Primers for candidate genes were designed and manufactured by Life Technologies (Affymetrix, Santa Clara, CA). Reference or “housekeeping” genes were used to evaluate the effect of RNA integrity on the array and qRT-PCR performance. Based on stability across all samples studied (TaqMan Protocol [17]) equine beta 2 microglobulin (β2M) was used as the endogenous control gene to normalize the qRT-PCR data while human 18 s (hs18s) was used as an internal manufacturing control. Each sample was run in quadruplicate with 10 candidate genes per card. The TLDA cards were then run on a QuantStudio™ 12 K Flex Software v1.2.2 (Affymetrix, Santa Clara, CA). Analysis was performed using ExpressionSuite Software 1.0.3 using Singleplex analysis (Affymetrix, Santa Clara, CA).

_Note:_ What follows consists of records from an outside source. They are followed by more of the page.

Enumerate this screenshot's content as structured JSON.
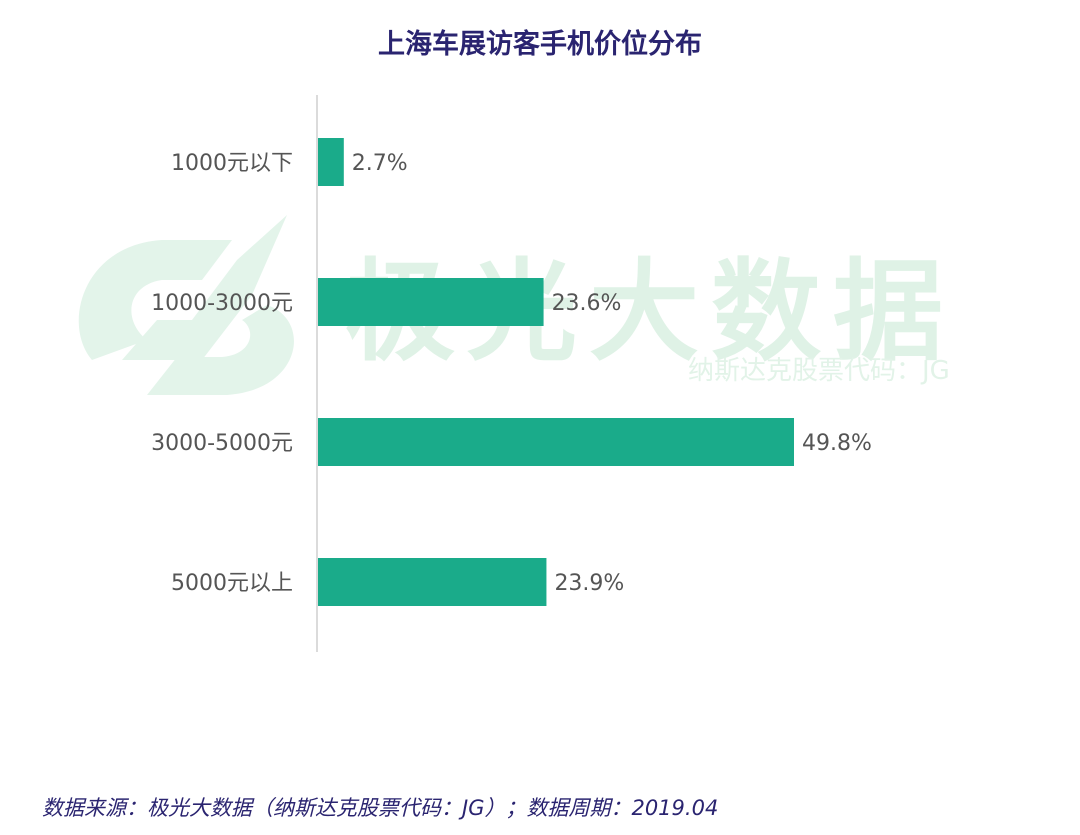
{
  "colors": {
    "bar": "#1aab8a",
    "title": "#2a2470",
    "axis_line": "#cfcfcf",
    "tick_text": "#555555",
    "watermark": "#dff2e6"
  },
  "watermark": {
    "brand": "极光大数据",
    "sub": "纳斯达克股票代码：JG"
  },
  "footer": {
    "source": "数据来源：极光大数据（纳斯达克股票代码：JG）；数据周期：2019.04"
  },
  "chart_data": {
    "type": "bar",
    "orientation": "horizontal",
    "title": "上海车展访客手机价位分布",
    "xlabel": "",
    "ylabel": "",
    "categories": [
      "1000元以下",
      "1000-3000元",
      "3000-5000元",
      "5000元以上"
    ],
    "values": [
      2.7,
      23.6,
      49.8,
      23.9
    ],
    "value_labels": [
      "2.7%",
      "23.6%",
      "49.8%",
      "23.9%"
    ],
    "unit": "%",
    "xlim": [
      0,
      50
    ],
    "grid": false,
    "legend": "none"
  }
}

Statistical analyses using commercially available software (Stata/IC 13.1, StataCorp LP, College Station, TX) were performed to assess significant differences in expression (fold change) between baseline and each time point as well as between the different time points post clenbuterol treatment. Data was analyzed using a mixed effects analysis of variance, with the horse treated as a random effect, and with time as fixed effects. Post-hoc comparisons were performed with a Bonferonni multiple-comparison adjustment to preserve a nominal significance level of 0.05.